At the Sarah Cannon Research Institute
• In progress. A large retrospective review of greater than 1000 CUP patients all having had a molecular cancer classifier assay (usually the 92-gene RT-PCR assay CancerTYPE ID) performed on their biopsies since 2008. Sarah Cannon are evaluating the specific cancer types diagnosed (more than 30) and looking at their clinical features, pathology including IHC and their therapies/outcomes.

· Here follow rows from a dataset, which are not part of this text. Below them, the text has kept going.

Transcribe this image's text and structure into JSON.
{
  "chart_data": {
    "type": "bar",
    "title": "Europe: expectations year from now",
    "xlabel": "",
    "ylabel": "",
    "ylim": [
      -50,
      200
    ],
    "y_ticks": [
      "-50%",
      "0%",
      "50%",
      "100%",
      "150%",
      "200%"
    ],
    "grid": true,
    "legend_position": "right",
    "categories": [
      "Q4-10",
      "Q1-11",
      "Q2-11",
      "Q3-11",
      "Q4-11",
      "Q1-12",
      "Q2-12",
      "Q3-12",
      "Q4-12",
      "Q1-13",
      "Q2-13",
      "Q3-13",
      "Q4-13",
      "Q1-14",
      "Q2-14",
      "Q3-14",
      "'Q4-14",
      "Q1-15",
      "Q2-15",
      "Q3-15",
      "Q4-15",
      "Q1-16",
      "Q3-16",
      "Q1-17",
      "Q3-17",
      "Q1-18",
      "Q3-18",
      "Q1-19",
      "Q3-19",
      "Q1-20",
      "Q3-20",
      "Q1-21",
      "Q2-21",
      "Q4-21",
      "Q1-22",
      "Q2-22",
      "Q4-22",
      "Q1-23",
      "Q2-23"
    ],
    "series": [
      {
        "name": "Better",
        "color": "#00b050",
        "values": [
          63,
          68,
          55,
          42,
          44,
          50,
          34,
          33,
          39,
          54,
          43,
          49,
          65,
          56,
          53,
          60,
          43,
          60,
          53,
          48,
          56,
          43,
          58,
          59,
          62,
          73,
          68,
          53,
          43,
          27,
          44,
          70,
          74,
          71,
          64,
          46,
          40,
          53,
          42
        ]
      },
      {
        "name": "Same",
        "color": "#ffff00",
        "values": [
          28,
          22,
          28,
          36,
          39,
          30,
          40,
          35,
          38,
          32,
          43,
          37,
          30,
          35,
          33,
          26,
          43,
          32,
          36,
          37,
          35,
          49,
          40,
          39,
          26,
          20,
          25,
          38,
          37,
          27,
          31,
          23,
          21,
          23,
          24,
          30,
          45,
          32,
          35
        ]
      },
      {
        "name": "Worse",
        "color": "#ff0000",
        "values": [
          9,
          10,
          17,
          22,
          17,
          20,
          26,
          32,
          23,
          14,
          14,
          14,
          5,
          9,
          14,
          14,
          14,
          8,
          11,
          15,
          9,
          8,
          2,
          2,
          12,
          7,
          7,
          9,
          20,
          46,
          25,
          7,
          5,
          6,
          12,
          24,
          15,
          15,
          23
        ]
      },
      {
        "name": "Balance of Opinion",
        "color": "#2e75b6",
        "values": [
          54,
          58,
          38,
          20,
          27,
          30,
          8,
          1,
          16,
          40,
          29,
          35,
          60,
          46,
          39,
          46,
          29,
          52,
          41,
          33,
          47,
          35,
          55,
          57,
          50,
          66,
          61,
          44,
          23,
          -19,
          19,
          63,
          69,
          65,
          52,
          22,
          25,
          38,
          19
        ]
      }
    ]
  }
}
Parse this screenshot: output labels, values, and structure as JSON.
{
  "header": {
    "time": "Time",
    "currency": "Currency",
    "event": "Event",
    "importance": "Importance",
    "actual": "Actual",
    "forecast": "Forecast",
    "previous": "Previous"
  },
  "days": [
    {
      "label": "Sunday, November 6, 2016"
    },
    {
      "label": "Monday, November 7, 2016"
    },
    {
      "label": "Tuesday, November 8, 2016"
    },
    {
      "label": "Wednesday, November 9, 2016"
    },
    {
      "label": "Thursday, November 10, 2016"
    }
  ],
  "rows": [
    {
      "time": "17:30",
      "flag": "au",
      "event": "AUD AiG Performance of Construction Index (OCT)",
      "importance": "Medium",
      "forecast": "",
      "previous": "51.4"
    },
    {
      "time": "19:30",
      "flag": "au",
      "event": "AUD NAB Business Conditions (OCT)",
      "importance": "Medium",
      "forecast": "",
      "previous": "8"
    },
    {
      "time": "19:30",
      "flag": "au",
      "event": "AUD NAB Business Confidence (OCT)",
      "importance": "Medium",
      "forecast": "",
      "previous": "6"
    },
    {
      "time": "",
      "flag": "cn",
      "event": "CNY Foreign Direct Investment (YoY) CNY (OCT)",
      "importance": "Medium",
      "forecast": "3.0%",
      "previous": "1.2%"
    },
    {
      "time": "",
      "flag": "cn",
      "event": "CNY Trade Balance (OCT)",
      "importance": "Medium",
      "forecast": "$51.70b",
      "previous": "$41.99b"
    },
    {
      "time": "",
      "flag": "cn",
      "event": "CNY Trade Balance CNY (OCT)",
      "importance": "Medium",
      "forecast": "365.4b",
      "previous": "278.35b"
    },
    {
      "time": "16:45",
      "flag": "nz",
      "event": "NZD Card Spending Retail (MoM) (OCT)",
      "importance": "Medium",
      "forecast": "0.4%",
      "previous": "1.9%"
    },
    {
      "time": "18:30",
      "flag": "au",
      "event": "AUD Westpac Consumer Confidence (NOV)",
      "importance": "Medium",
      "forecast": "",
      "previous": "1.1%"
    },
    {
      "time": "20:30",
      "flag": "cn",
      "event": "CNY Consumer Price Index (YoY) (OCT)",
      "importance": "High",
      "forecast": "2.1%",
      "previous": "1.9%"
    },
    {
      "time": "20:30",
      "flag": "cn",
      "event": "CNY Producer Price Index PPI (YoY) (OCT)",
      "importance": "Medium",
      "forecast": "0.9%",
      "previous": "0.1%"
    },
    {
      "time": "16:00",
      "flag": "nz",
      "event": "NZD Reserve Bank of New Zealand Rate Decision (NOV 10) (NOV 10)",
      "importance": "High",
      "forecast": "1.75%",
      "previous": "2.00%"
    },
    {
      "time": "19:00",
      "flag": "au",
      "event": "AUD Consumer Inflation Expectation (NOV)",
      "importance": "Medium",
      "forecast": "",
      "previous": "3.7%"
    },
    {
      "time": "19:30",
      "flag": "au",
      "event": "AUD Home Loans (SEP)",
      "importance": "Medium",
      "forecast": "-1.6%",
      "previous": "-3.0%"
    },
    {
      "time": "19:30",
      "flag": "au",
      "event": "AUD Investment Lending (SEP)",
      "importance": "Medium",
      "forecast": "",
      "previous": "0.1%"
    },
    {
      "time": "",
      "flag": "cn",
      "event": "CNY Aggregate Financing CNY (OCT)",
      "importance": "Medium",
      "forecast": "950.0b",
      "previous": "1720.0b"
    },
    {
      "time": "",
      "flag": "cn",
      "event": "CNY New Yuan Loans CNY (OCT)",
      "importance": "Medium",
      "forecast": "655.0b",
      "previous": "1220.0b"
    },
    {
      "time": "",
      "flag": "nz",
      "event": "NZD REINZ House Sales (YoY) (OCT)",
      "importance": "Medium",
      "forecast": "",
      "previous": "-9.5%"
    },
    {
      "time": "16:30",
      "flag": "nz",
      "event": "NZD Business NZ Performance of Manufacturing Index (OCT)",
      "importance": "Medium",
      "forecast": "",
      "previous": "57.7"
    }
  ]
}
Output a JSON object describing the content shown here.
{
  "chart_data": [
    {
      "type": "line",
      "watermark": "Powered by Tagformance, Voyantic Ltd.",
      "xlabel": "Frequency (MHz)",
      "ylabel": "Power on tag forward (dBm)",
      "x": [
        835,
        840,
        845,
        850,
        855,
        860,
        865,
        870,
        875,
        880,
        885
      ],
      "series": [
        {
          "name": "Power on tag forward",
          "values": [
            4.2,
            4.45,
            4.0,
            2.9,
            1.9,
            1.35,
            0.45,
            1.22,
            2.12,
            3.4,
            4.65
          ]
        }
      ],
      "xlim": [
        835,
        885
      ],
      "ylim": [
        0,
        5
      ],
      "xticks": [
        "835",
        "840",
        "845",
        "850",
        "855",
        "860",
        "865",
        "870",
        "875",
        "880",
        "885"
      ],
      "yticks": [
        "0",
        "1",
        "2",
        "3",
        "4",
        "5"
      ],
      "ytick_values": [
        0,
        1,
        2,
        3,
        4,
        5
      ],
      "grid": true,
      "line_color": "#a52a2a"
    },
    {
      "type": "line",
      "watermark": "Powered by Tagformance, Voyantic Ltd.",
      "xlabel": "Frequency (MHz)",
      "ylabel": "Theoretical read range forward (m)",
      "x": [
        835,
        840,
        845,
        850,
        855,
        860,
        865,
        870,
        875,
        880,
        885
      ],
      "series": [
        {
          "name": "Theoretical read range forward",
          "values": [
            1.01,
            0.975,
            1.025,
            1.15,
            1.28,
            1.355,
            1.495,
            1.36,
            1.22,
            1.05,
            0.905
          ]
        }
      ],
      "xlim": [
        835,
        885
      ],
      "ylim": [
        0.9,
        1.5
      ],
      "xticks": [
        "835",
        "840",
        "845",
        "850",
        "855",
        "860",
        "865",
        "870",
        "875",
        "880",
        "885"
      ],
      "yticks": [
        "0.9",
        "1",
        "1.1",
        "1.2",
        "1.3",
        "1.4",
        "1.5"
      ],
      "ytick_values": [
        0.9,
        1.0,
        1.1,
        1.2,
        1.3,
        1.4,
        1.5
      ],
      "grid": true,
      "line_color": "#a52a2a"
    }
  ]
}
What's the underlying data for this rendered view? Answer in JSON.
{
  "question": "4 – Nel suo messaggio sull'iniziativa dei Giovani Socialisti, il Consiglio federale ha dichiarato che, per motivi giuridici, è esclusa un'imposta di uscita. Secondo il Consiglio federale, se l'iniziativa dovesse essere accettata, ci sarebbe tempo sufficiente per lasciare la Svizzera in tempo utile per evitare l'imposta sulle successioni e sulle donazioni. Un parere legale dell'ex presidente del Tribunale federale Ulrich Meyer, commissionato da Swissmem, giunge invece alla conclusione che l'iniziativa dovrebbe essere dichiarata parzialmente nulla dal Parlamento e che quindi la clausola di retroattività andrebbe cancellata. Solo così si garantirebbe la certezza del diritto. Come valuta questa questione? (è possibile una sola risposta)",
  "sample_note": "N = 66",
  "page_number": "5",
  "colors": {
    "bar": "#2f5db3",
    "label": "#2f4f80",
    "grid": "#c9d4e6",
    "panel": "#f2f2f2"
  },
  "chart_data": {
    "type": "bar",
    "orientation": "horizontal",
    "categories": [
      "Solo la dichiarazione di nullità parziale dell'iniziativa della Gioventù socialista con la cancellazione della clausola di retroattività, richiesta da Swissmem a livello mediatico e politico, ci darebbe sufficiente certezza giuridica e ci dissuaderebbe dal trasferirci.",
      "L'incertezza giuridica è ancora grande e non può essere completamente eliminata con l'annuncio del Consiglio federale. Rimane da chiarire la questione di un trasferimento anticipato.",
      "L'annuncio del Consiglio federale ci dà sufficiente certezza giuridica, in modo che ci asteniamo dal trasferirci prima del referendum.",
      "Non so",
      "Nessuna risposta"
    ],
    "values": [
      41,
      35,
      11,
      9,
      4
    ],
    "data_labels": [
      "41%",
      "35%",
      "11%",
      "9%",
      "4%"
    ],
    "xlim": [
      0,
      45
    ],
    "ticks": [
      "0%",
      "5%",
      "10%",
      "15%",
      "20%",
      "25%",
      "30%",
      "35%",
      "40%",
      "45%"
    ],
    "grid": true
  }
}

• In planning for 2018 – a study evaluating immunotherapy with a combination of immune checkpoint blockers (CTLA-4 and PD-1 inhibitors) in CUP patients. This will initially evaluate 40 patients in approximately 15 sites. Molecular testing to determine the cancer type as well as comprehensive molecular profiling and PD-L1 evaluation of the biopsy specimens will be accomplished. Tumor mutation burden (TMD) and other molecular markers associated with improved response to immune checkpoint blockers will be assessed and response, PFS and overall survival will be correlated with the cancer type and molecular findings.
SUPER – Solving Unknown Primary cancER.
Sponsor: Peter MacCallum Cancer Centre, Melbourne, Australia.
This is a prospective cohort study to create a national information resource and improve the understanding of the molecular biology, clinical, quality of life and psychosocial characteristics of patients with Cancer of Unknown Primary (CUP). The information resource is a national cohort of CUP patients with associated biospecimens, clinical, quality of life, health economic and psychosocial data. The study is currently active and will recruit 300 patients from eleven metropolitan and regional sites across Australia. The study is recruiting participants in Victoria, New South Wales, South Australia, the Northern Territory and the Australian Capital Territory. As part of the SUPER team’s larger body of work, current research accessing the samples collected as part of this study will look to determine the frequency of clinically actionable mutations in CUP tumour samples and evaluate the impact of performing molecular diagnostic tests and feedback of results to influence clinical care of CUP patients.
The SUPERDx is a site-of-origin test newly developed by the SUPER team at the Peter MacCallum Cancer Centre. Using existing data from our own, and other studies, we have derived a gene signature that is used to predict the site-of-origin of an unknown tumour sample. We currently use this test, alongside next generation sequencing mutation profiling, to potentially direct more tailored treatment. The clinical utility of these results is being measured by the impact of this information on clinical decision-making and patient outcomes. The project also seeks to establish reliable estimates for quality of life and psychosocial needs across the CUP illness trajectory and to identify similarities and differences between CUP and advanced cancer patients with a known primary from baseline to 12-month follow-up. The long-term objectives of this project are to: significantly improve the diagnostic assessment of CUP patients, integrate new treatment approaches based on molecular therapeutics and likely site of origin, and develop tailored supportive care intervention programs for patients with CUP.
Fudan University. Phase III study (2017-2020) designed to evaluate the value of tissue-of-origin (ORIGIN-PanCA○R) profiling in predicting primary site and directing therapy in patients with cancer of unknown primary.